The code-breakers at Bletchley Park during the Second World War are rightly praised today as heroes. Their skill and dedication in breaking German codes, which had been formulated using the mysterious enigma machine, allowed Britain to better understand German military plans and is thought to have shortened the war by two years. Despite the disgraceful slandering of one of the main code breakers, Alan Turing, for being gay, he and his (mostly female) colleagues have been recognised for their work, and numerous books and films have been made about them.
Much less is known about the two young British sailors who gave their lives to capture the German enigma codes. When a German submarine was sinking in the Mediterranean, they clambered aboard without hesitation and retrieved every bit of important information they could find, passing them up to a colleague who handed them to a British navy captain, but were unable to escape their iron coffin as it slipped beneath the waves. As they sank to the bottom of the sea with no hope of escape, they could not have known that the papers they had retrieved contained priceless information on how to interpret the messages coming through German enigma machines. Tony Fasson and Colin Grazier, both in their twenties when they died, are not as revered as the code-breaking geniuses they helped, but their sacrifice was every bit as important in defeating Nazi Germany.

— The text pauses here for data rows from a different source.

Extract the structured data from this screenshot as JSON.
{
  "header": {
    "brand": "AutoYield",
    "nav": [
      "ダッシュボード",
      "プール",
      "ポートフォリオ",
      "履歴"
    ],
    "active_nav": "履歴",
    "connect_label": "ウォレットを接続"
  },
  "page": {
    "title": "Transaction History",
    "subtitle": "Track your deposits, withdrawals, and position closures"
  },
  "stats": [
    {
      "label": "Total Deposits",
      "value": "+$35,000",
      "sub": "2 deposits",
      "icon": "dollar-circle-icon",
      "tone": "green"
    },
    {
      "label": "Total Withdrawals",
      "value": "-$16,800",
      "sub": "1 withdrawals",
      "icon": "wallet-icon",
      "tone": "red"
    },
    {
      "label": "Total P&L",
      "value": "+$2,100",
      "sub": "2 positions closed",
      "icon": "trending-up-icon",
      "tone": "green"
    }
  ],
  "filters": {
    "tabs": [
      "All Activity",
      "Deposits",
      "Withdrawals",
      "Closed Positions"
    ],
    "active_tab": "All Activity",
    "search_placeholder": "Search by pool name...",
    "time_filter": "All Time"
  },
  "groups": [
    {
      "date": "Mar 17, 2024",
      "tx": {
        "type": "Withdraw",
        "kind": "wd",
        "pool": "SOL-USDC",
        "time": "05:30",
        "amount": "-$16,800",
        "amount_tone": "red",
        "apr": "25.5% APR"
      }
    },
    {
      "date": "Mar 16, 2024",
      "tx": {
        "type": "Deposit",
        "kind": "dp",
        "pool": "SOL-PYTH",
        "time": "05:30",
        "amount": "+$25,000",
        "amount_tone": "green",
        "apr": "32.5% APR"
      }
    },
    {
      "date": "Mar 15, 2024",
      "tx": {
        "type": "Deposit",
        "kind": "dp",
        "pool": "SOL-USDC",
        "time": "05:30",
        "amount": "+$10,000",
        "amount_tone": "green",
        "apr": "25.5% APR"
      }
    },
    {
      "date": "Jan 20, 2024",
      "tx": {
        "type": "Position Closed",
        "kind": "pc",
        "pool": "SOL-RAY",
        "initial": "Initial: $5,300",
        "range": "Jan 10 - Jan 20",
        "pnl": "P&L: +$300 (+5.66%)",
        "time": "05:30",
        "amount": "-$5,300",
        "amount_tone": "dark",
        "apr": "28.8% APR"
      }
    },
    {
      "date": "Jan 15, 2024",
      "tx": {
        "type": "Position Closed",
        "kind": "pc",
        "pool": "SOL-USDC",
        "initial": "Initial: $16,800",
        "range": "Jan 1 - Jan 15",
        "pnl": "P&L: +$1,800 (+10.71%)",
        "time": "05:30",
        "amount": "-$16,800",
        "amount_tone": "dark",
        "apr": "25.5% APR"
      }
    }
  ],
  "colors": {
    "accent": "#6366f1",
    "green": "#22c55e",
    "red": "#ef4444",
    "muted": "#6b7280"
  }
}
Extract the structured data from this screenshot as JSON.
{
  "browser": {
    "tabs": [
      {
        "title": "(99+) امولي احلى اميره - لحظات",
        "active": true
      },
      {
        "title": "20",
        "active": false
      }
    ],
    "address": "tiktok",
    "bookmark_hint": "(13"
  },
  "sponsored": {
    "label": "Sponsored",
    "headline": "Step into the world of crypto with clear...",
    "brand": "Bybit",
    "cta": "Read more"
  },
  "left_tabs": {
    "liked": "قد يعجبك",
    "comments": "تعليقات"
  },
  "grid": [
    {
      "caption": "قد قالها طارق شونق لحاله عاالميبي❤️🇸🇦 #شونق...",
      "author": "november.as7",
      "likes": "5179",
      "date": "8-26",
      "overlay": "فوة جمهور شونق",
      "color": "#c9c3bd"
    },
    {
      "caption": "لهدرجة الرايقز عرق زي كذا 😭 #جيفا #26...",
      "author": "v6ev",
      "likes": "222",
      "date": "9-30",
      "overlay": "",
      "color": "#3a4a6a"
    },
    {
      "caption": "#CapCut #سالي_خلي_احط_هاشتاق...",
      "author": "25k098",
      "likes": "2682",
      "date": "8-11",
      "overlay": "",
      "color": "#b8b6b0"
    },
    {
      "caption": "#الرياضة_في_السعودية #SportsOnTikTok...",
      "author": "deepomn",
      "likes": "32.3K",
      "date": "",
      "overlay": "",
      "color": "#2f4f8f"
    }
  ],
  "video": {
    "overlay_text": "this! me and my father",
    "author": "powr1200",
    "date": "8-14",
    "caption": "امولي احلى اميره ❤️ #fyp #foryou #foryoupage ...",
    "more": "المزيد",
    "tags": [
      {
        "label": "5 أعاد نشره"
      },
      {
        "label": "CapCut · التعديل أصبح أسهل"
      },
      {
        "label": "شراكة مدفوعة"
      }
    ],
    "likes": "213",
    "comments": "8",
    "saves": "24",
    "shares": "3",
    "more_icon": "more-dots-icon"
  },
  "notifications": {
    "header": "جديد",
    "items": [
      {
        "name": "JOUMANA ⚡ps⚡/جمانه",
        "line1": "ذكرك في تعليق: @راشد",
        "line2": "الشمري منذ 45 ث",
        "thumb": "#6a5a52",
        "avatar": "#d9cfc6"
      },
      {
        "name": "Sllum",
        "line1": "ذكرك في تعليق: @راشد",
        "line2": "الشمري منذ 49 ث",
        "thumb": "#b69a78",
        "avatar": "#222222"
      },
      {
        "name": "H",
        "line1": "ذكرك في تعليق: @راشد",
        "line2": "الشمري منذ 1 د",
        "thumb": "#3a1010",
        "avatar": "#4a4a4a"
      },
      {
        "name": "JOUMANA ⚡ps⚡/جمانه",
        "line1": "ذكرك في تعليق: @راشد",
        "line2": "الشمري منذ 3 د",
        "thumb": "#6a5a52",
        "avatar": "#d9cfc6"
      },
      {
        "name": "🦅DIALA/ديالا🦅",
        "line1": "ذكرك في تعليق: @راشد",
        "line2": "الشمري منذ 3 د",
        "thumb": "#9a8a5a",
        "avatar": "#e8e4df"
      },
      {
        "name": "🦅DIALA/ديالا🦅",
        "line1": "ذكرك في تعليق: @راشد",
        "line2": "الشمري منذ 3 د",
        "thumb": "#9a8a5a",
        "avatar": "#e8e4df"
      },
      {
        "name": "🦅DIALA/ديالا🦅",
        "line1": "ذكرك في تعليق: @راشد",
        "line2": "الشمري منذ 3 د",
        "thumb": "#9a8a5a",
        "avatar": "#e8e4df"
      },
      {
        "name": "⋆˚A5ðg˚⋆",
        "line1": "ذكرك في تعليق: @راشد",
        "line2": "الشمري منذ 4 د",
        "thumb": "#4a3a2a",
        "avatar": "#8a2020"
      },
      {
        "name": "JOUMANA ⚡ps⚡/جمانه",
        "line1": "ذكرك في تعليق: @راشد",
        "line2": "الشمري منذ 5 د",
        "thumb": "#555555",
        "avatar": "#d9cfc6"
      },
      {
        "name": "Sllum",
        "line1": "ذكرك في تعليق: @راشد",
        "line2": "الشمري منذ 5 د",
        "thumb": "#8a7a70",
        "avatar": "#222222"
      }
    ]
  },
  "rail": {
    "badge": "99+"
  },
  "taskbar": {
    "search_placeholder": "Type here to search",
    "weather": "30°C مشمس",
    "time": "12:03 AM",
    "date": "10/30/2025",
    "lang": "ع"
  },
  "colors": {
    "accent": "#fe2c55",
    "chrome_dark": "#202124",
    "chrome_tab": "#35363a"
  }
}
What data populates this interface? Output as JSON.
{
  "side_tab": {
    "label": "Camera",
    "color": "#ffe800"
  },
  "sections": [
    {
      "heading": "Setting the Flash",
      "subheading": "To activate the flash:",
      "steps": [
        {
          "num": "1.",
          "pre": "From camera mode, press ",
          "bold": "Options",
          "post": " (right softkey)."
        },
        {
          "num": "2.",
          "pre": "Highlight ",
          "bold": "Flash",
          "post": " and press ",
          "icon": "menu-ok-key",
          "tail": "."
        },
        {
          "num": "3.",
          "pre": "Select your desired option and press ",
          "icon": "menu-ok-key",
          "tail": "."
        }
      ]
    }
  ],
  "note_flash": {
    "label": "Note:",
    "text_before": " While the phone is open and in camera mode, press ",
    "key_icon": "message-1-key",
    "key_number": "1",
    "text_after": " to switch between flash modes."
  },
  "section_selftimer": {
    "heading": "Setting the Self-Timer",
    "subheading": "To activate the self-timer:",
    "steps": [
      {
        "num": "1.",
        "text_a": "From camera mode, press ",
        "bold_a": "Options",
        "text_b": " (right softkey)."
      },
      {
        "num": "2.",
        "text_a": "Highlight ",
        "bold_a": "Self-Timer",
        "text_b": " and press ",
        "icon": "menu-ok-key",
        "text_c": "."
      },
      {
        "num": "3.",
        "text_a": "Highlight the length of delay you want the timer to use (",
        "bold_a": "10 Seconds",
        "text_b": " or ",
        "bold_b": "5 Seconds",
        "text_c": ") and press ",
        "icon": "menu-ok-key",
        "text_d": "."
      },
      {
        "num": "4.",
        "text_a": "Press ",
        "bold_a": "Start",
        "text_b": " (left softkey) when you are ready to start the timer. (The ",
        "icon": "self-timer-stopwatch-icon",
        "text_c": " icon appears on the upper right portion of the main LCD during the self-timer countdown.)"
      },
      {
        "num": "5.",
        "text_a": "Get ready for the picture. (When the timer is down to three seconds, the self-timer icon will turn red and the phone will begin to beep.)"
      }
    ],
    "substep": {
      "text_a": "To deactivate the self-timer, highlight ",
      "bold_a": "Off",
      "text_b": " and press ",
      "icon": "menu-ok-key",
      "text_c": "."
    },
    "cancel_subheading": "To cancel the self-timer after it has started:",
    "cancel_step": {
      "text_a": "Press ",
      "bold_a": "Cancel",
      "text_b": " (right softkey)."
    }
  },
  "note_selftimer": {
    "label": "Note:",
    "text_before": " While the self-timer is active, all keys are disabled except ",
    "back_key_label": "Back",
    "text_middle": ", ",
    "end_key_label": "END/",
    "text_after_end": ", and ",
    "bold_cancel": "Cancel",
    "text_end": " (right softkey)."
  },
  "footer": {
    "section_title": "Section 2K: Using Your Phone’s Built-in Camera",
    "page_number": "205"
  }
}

HMS Petard and Captain Mark Thornton
Mark Thornton was an odd man. Tall, and with a muscular build, he was physically imposing and revelled in his ability to intimidate people, making him well suited to the job of commanding a British navy ship, HMS Petard, during the Second World War. Hugh Sebag-Montefiore describes how he was supremely eccentric, terrorising his men with regular drills and bizarre punishments for those who could not complete them, and regularly interrupting dinner with his officers to make strange declarations about the war and his desire to fight the German enemy. He was, quite understandably, obsessed with keeping a look out for German submarines and could regularly be found on watch duty himself, leading impressively by example. What was less impressive was his pelting of men with various objects, including plates and teacups, if he did not think they were sufficiently concentrating. Whether he was a psychopathic bully or a stereotypical eccentric Englishman, or perhaps somewhere in between, his conduct ensured the men aboard his ship were desperate to keep him happy, which perhaps could go some way to explain the heroic actions of three men in particular in late 1942.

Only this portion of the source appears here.